Rumi et les pleurs sur le télésiège..

Un vendredi matin du mois de février, j’ai quitté mon bureau et remis la veste du prof de ski pour donner un coup de main au jardin des neiges de la petite station de ski de mon enfance.

A la fin de la matinée, un petit garçon m’a dit avec tellement de gentillesse et de spontanéité qu’il me décernait la médaille d’or, non, il me décernait plutôt la coupe du monde de ski ! Ces paroles étaient plus belles que n’importe quel trophée…

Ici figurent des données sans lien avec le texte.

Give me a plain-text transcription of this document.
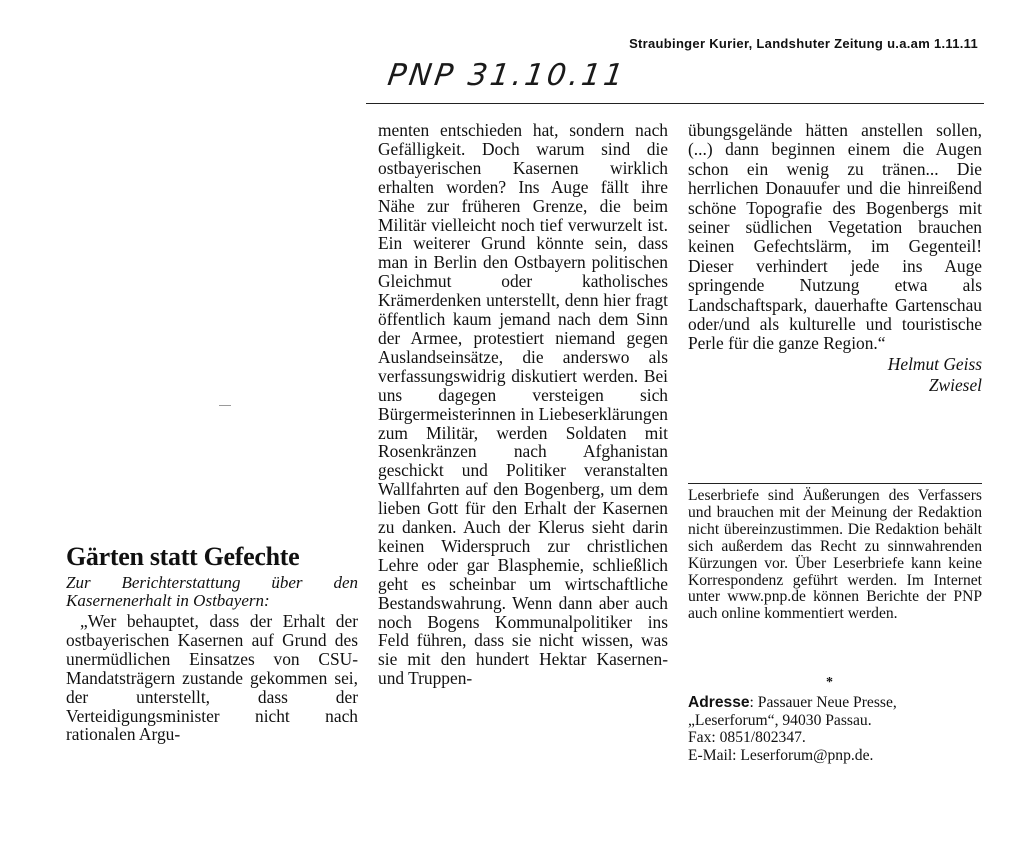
Straubinger Kurier, Landshuter Zeitung u.a.am 1.11.11
PNP 31.10.11
Gärten statt Gefechte

Zur Berichterstattung über den Kasernenerhalt in Ostbayern:

„Wer behauptet, dass der Erhalt der ostbayerischen Kasernen auf Grund des unermüdlichen Einsatzes von CSU-Mandatsträgern zustande gekommen sei, der unterstellt, dass der Verteidigungsminister nicht nach rationalen Argu-

menten entschieden hat, sondern nach Gefälligkeit. Doch warum sind die ostbayerischen Kasernen wirklich erhalten worden? Ins Auge fällt ihre Nähe zur früheren Grenze, die beim Militär vielleicht noch tief verwurzelt ist. Ein weiterer Grund könnte sein, dass man in Berlin den Ostbayern politischen Gleichmut oder katholisches Krämerdenken unterstellt, denn hier fragt öffentlich kaum jemand nach dem Sinn der Armee, protestiert niemand gegen Auslandseinsätze, die anderswo als verfassungswidrig diskutiert werden. Bei uns dagegen versteigen sich Bürgermeisterinnen in Liebeserklärungen zum Militär, werden Soldaten mit Rosenkränzen nach Afghanistan geschickt und Politiker veranstalten Wallfahrten auf den Bogenberg, um dem lieben Gott für den Erhalt der Kasernen zu danken. Auch der Klerus sieht darin keinen Widerspruch zur christlichen Lehre oder gar Blasphemie, schließlich geht es scheinbar um wirtschaftliche Bestandswahrung. Wenn dann aber auch noch Bogens Kommunalpolitiker ins Feld führen, dass sie nicht wissen, was sie mit den hundert Hektar Kasernen- und Truppen-

übungsgelände hätten anstellen sollen, (...) dann beginnen einem die Augen schon ein wenig zu tränen... Die herrlichen Donauufer und die hinreißend schöne Topografie des Bogenbergs mit seiner südlichen Vegetation brauchen keinen Gefechtslärm, im Gegenteil! Dieser verhindert jede ins Auge springende Nutzung etwa als Landschaftspark, dauerhafte Gartenschau oder/und als kulturelle und touristische Perle für die ganze Region.“

Helmut Geiss
Zwiesel
Leserbriefe sind Äußerungen des Verfassers und brauchen mit der Meinung der Redaktion nicht übereinzustimmen. Die Redaktion behält sich außerdem das Recht zu sinnwahrenden Kürzungen vor. Über Leserbriefe kann keine Korrespondenz geführt werden. Im Internet unter www.pnp.de können Berichte der PNP auch online kommentiert werden.
*
Adresse: Passauer Neue Presse, „Leserforum“, 94030 Passau.
Fax: 0851/802347.
E-Mail: Leserforum@pnp.de.
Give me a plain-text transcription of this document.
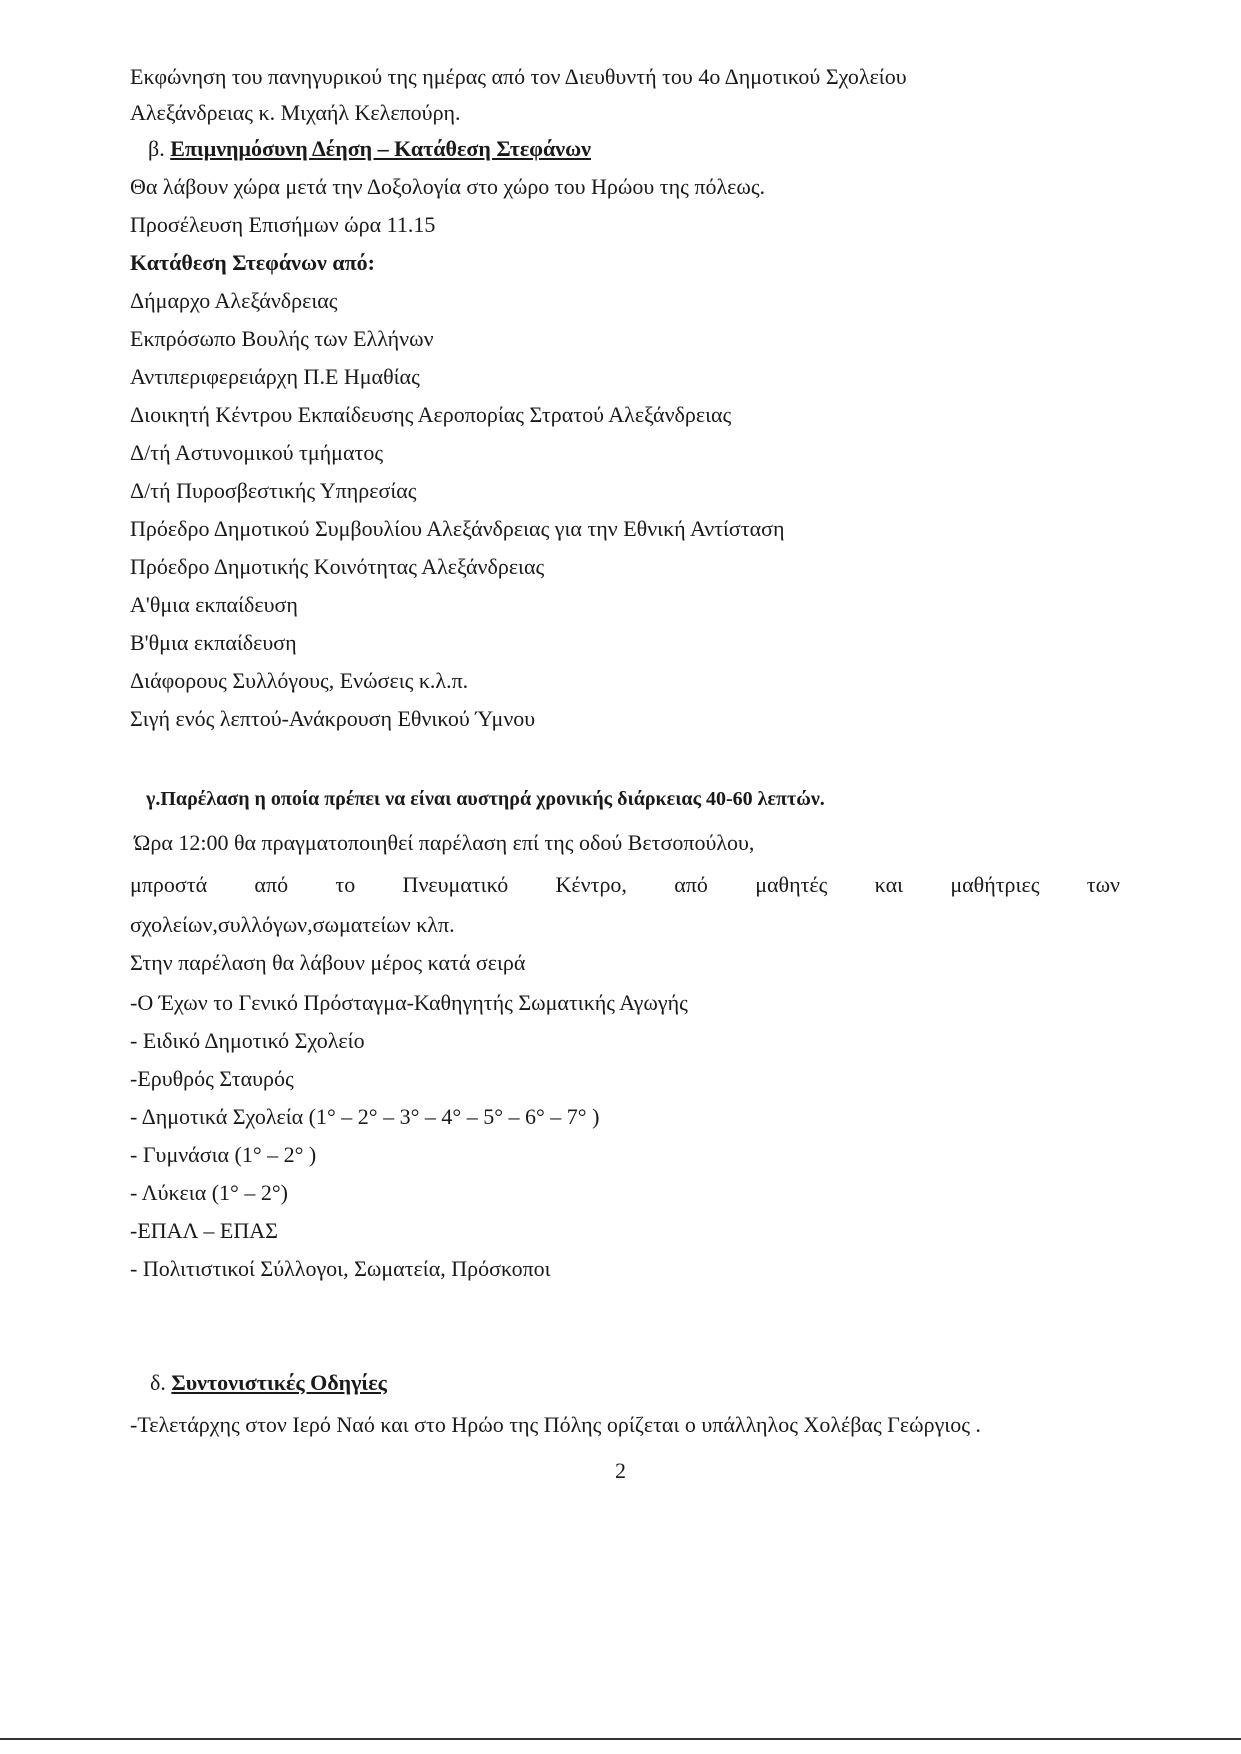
Εκφώνηση του πανηγυρικού της ημέρας από τον Διευθυντή του 4ο Δημοτικού Σχολείου
Αλεξάνδρειας κ. Μιχαήλ Κελεπούρη.
β. Επιμνημόσυνη Δέηση – Κατάθεση Στεφάνων
Θα λάβουν χώρα μετά την Δοξολογία στο χώρο του Ηρώου της πόλεως.
Προσέλευση Επισήμων ώρα 11.15
Κατάθεση Στεφάνων από:
Δήμαρχο Αλεξάνδρειας
Εκπρόσωπο Βουλής των Ελλήνων
Αντιπεριφερειάρχη Π.Ε Ημαθίας
Διοικητή Κέντρου Εκπαίδευσης Αεροπορίας Στρατού Αλεξάνδρειας
Δ/τή Αστυνομικού τμήματος
Δ/τή Πυροσβεστικής Υπηρεσίας
Πρόεδρο Δημοτικού Συμβουλίου Αλεξάνδρειας για την Εθνική Αντίσταση
Πρόεδρο Δημοτικής Κοινότητας Αλεξάνδρειας
Α'θμια εκπαίδευση
Β'θμια εκπαίδευση
Διάφορους Συλλόγους, Ενώσεις κ.λ.π.
Σιγή ενός λεπτού-Ανάκρουση Εθνικού Ύμνου
γ.Παρέλαση η οποία πρέπει να είναι αυστηρά χρονικής διάρκειας 40-60 λεπτών.
Ώρα 12:00 θα πραγματοποιηθεί παρέλαση επί της οδού Βετσοπούλου,
μπροστά από το Πνευματικό Κέντρο, από μαθητές και μαθήτριες των
σχολείων,συλλόγων,σωματείων κλπ.
Στην παρέλαση θα λάβουν μέρος κατά σειρά
-Ο Έχων το Γενικό Πρόσταγμα-Καθηγητής Σωματικής Αγωγής
- Ειδικό Δημοτικό Σχολείο
-Ερυθρός Σταυρός
- Δημοτικά Σχολεία (1° – 2° – 3° – 4° – 5° – 6° – 7° )
- Γυμνάσια (1° – 2° )
- Λύκεια (1° – 2°)
-ΕΠΑΛ – ΕΠΑΣ
- Πολιτιστικοί Σύλλογοι, Σωματεία, Πρόσκοποι
δ. Συντονιστικές Οδηγίες
-Τελετάρχης στον Ιερό Ναό και στο Ηρώο της Πόλης ορίζεται ο υπάλληλος Χολέβας Γεώργιος .
2
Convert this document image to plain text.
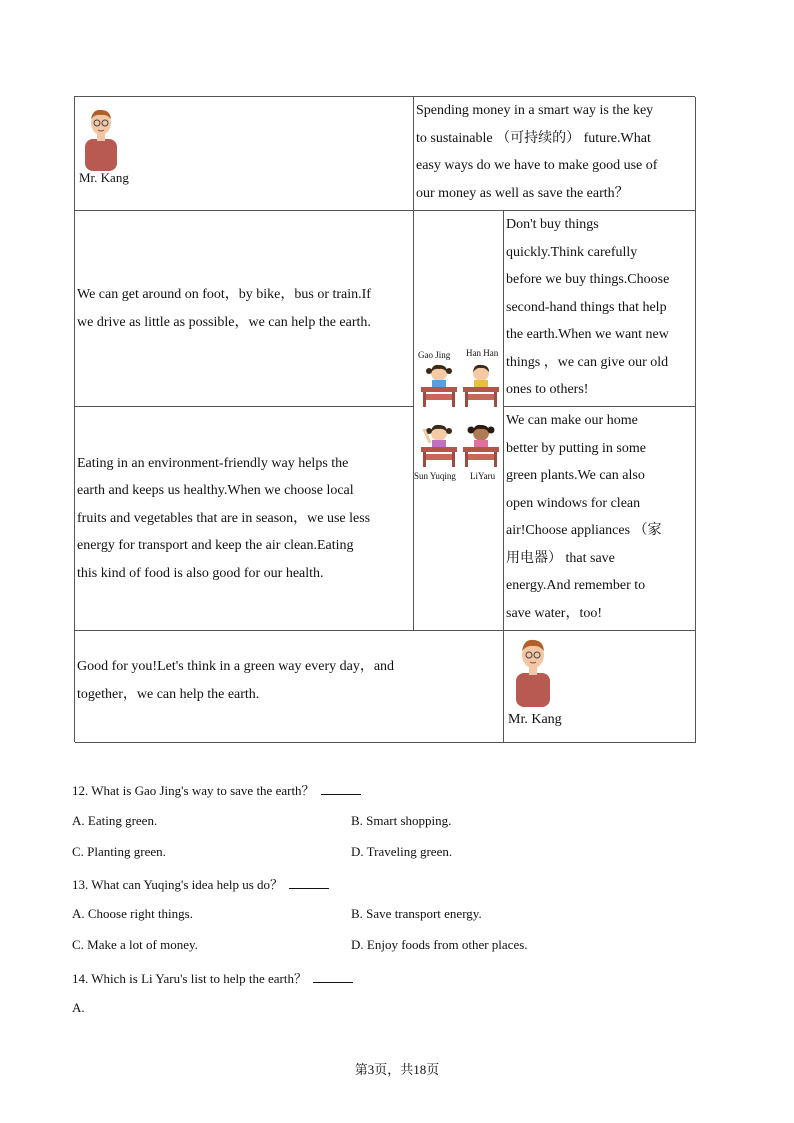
Mr. Kang
Spending money in a smart way is the key
to sustainable （可持续的） future.What
easy ways do we have to make good use of
our money as well as save the earth？
We can get around on foot，by bike，bus or train.If
we drive as little as possible，we can help the earth.
Gao Jing Han Han
Sun Yuqing LiYaru
Don't buy things
quickly.Think carefully
before we buy things.Choose
second-hand things that help
the earth.When we want new
things ，we can give our old
ones to others!
Eating in an environment-friendly way helps the
earth and keeps us healthy.When we choose local
fruits and vegetables that are in season，we use less
energy for transport and keep the air clean.Eating
this kind of food is also good for our health.
We can make our home
better by putting in some
green plants.We can also
open windows for clean
air!Choose appliances （家
用电器） that save
energy.And remember to
save water，too!
Good for you!Let's think in a green way every day，and
together，we can help the earth.
Mr. Kang
12. What is Gao Jing's way to save the earth？
A. Eating green.	B. Smart shopping.
C. Planting green.	D. Traveling green.
13. What can Yuqing's idea help us do？
A. Choose right things.	B. Save transport energy.
C. Make a lot of money.	D. Enjoy foods from other places.
14. Which is Li Yaru's list to help the earth？
A.
第3页，共18页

J’ai ensuite profité de l’après-midi pour faire quelques pistes et c’est là, sur le télésiège, que j’ai éclaté en sanglot. J’imaginais Hugo, ce petit amas de cellules mort dans mon ventre… Il aurait eu 2 ans cette année. On l’aurait certainement mis sur les skis cet hiver, sur des petites patinettes en plastique rouge. On l’aurait tellement emmitouflé qu’il aurait eu l’air d’un bonhomme michelin et après 30 minutes il aurait été épuisé… Et l’année prochaine, on l’aurait mis au jardin des neiges et une prof de ski lui aurait appris à se relever tout seul et il lui aurait décerné une médaille.

Toutes ces choses qui auraient pu être mais qui ne sont pas… J’ai quitté les pistes et je suis rentrée. Et après, je ne sais plus ce que j’ai fait. Certainement que j’ai allumé la télé pour m’abrutir un peu et essayer d’oublier.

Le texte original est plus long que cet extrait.